Putra Terbaik Jembrana Menembus Pusat: Kombes Pol I Made Sukawijaya, Alumni Akpol 1997, Nahkodai Direktorat Polair Baharkam Polri

DENPASAR, ELANGBALI.COM – Kepolisian Negara Republik Indonesia (Polri) kembali menggulirkan mutasi besar-besaran terhadap jajaran perwira tinggi (Pati) dan perwira menengah (Pamen) sebagai bagian dari strategi penyegaran organisasi dan penguatan komando. Mutasi tersebut tertuang dalam dua surat telegram penting, yakni ST/99/I/KEP./2026 tertanggal 15 Januari 2026 dan ST/143/I/KEP./2026 tertanggal 22 Januari 2026. Langkah ini menegaskan komitmen Kapolri dalam menyiapkan kepemimpinan yang adaptif, profesional, dan siap menjawab tantangan tugas kepolisian yang kian kompleks.

Di tengah dinamika mutasi tersebut, nama Komisaris Besar Polisi I Made Sukawijaya, S.I.K., M.Si. mencuat sebagai salah satu figur yang mendapat kepercayaan strategis. Putra terbaik asal Dusun Badingkayu, Desa Pengeragoan, Kecamatan Pekutatan, Kabupaten Jembrana, alumni Akademi Kepolisian (Akpol) 1997, resmi diangkat sebagai Direktur Kepolisian Perairan (Dirpolair) pada Korps Kepolisian Perairan dan Udara (Korpolairud) Baharkam Polri. Jabatan ini bukan sekadar posisi struktural, melainkan simpul penting yang mengintegrasikan operasi perairan dengan pemanfaatan teknologi informasi dan komunikasi (TIK) dalam menjaga keamanan nasional.

Bacaan Lainnya

Rekam jejak Sukawijaya dikenal solid. Sebelum dipercaya di tingkat pusat, ia pernah mengemban amanah sebagai Kapolres Buleleng, wilayah dengan dinamika keamanan yang menuntut kepemimpinan tegas sekaligus humanis. Di ujung utara Pulau Bali tersebut, ia menanamkan budaya disiplin, tanggung jawab, dan profesionalisme kepada seluruh jajaran. Pendekatan kepemimpinan yang konsisten—mengutamakan pelayanan publik, penegakan hukum yang berkeadilan, serta penguatan internal—menjadi modal berharga yang kini dibawanya ke Korpolairud.

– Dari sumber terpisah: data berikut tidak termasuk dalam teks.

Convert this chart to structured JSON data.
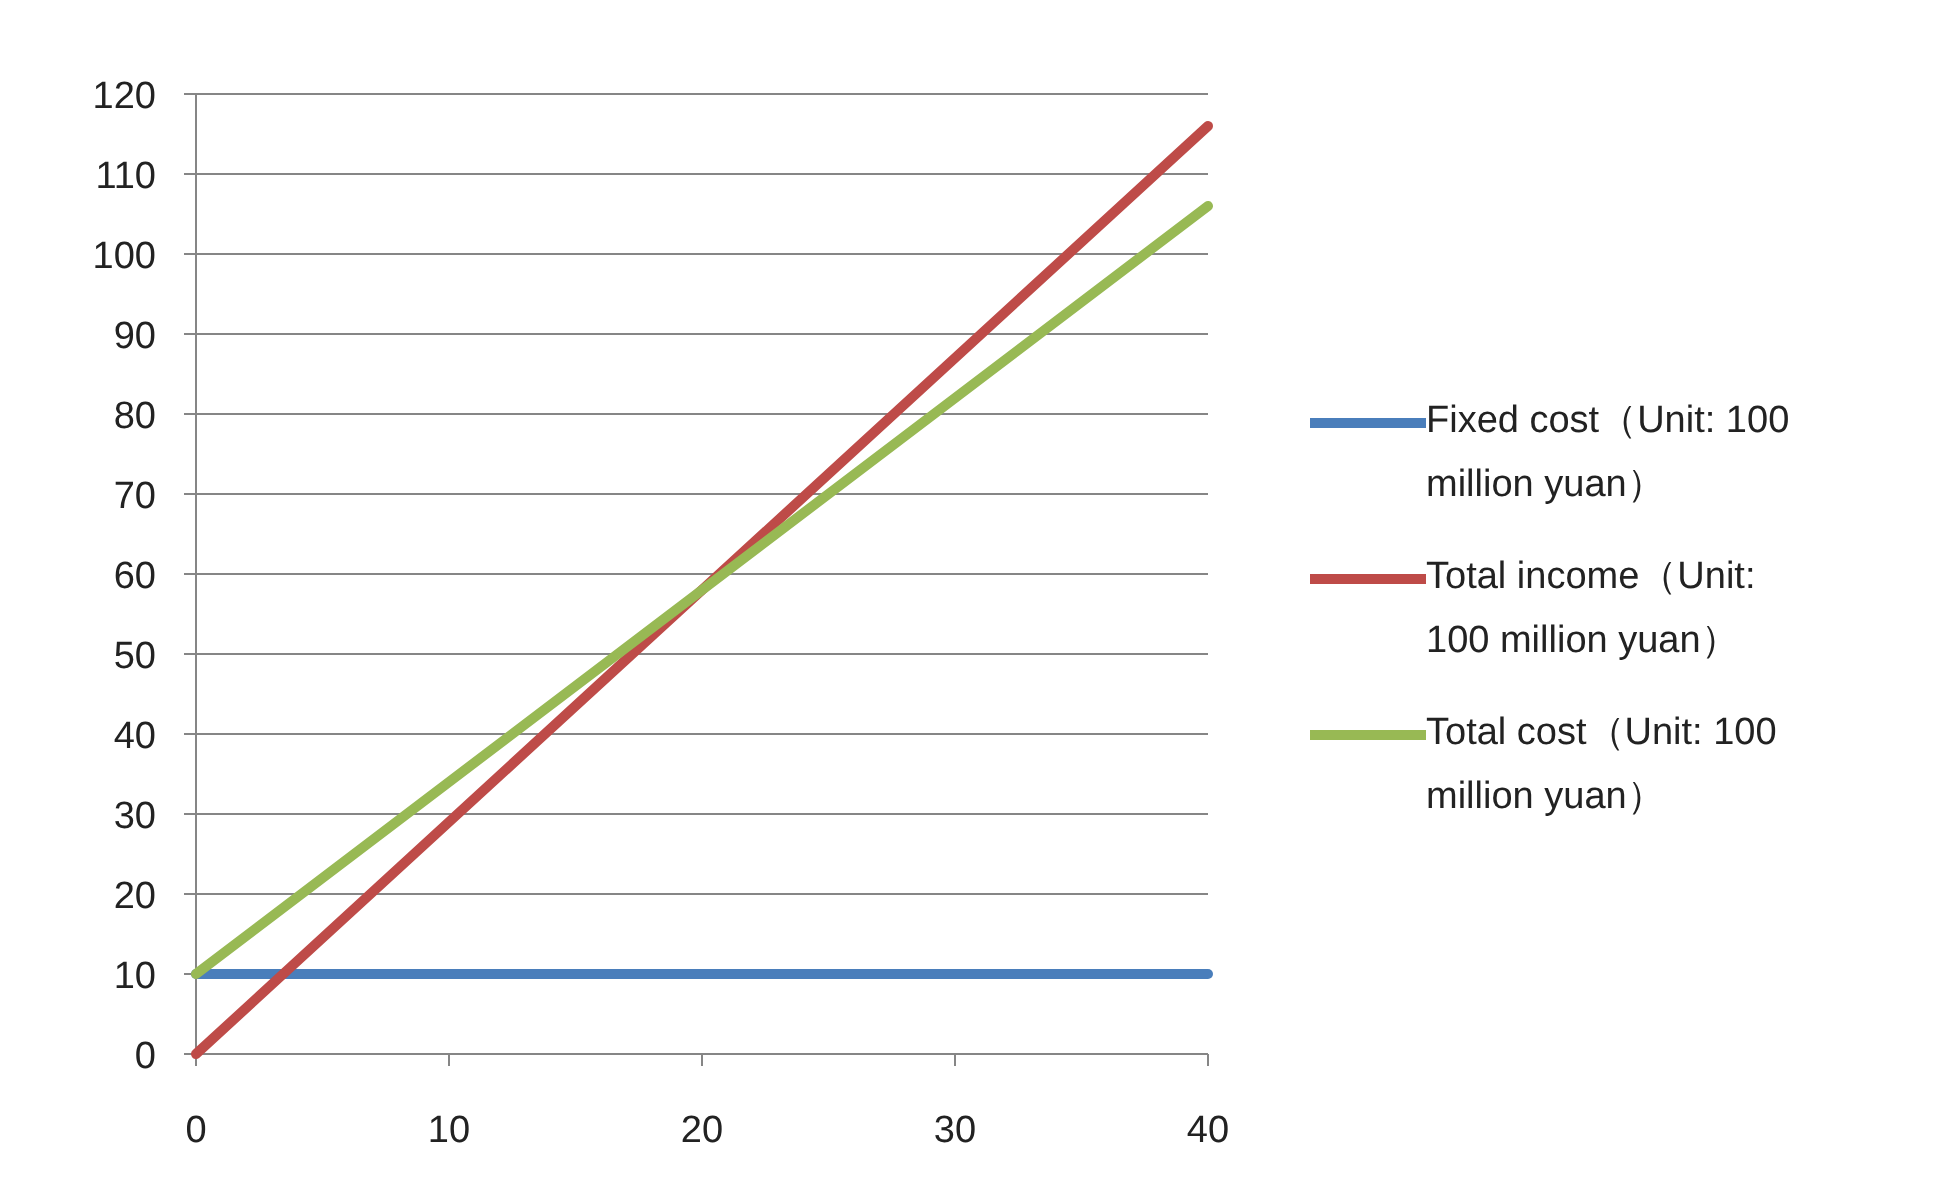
{
  "chart_data": {
    "type": "line",
    "x": [
      0,
      40
    ],
    "xlim": [
      0,
      40
    ],
    "xticks": [
      0,
      10,
      20,
      30,
      40
    ],
    "ylim": [
      0,
      120
    ],
    "yticks": [
      0,
      10,
      20,
      30,
      40,
      50,
      60,
      70,
      80,
      90,
      100,
      110,
      120
    ],
    "grid": "y",
    "legend": "right",
    "marker": "none",
    "line_style": "solid",
    "series": [
      {
        "name": "Fixed cost（Unit: 100 million yuan）",
        "color": "#4a7ebb",
        "values": [
          10,
          10
        ]
      },
      {
        "name": "Total income（Unit: 100 million yuan）",
        "color": "#be4b48",
        "values": [
          0,
          116
        ]
      },
      {
        "name": "Total cost（Unit: 100 million yuan）",
        "color": "#98b954",
        "values": [
          10,
          106
        ]
      }
    ]
  }
}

Pengangkatan sebagai Dirpolair Korpolairud Baharkam Polri merupakan pengakuan atas kapasitas kepemimpinan dan integritasnya. Bidang perairan memiliki karakteristik khusus: wilayah kerja luas, ancaman lintas batas, kejahatan maritim, keselamatan pelayaran, hingga kebutuhan koordinasi antarlembaga. Di titik inilah pengalaman operasional Sukawijaya berpadu dengan visi pemanfaatan TIK—menjadikan penegakan hukum lebih presisi, responsif, dan terkoordinasi.

Bagi Bali, dengan karakter geografis kepulauan dan intensitas aktivitas maritim yang tinggi, kehadiran perwira dengan pemahaman mendalam di sektor perairan adalah kebutuhan strategis. Pengalaman nasional yang kini diemban Sukawijaya menjadi bekal penting, bukan hanya untuk penguatan institusi di pusat, tetapi juga sebagai modal pengabdian saat kelak kembali ke daerah kelahiran. Publik Bali, khususnya Jembrana, menaruh harapan besar pada figur yang lahir dari tanah mereka—figur yang meniti karier dari satuan wilayah hingga panggung strategis Polri.

Kiprah Kombes Pol I Made Sukawijaya adalah cermin bahwa dedikasi, konsistensi, dan profesionalisme membuka jalan pengabdian yang lebih luas. Dari Badingkayu ke Baharkam Polri, dari pengabdian lokal ke tanggung jawab nasional—namanya kini menjadi representasi prestasi perwira Bali yang membawa harum daerahnya. Publik menanti momentum berikutnya: ketika pengalaman nasional itu kembali diturunkan ke tanah kelahiran, untuk memperkuat keamanan, ketertiban, dan rasa aman masyarakat Bali.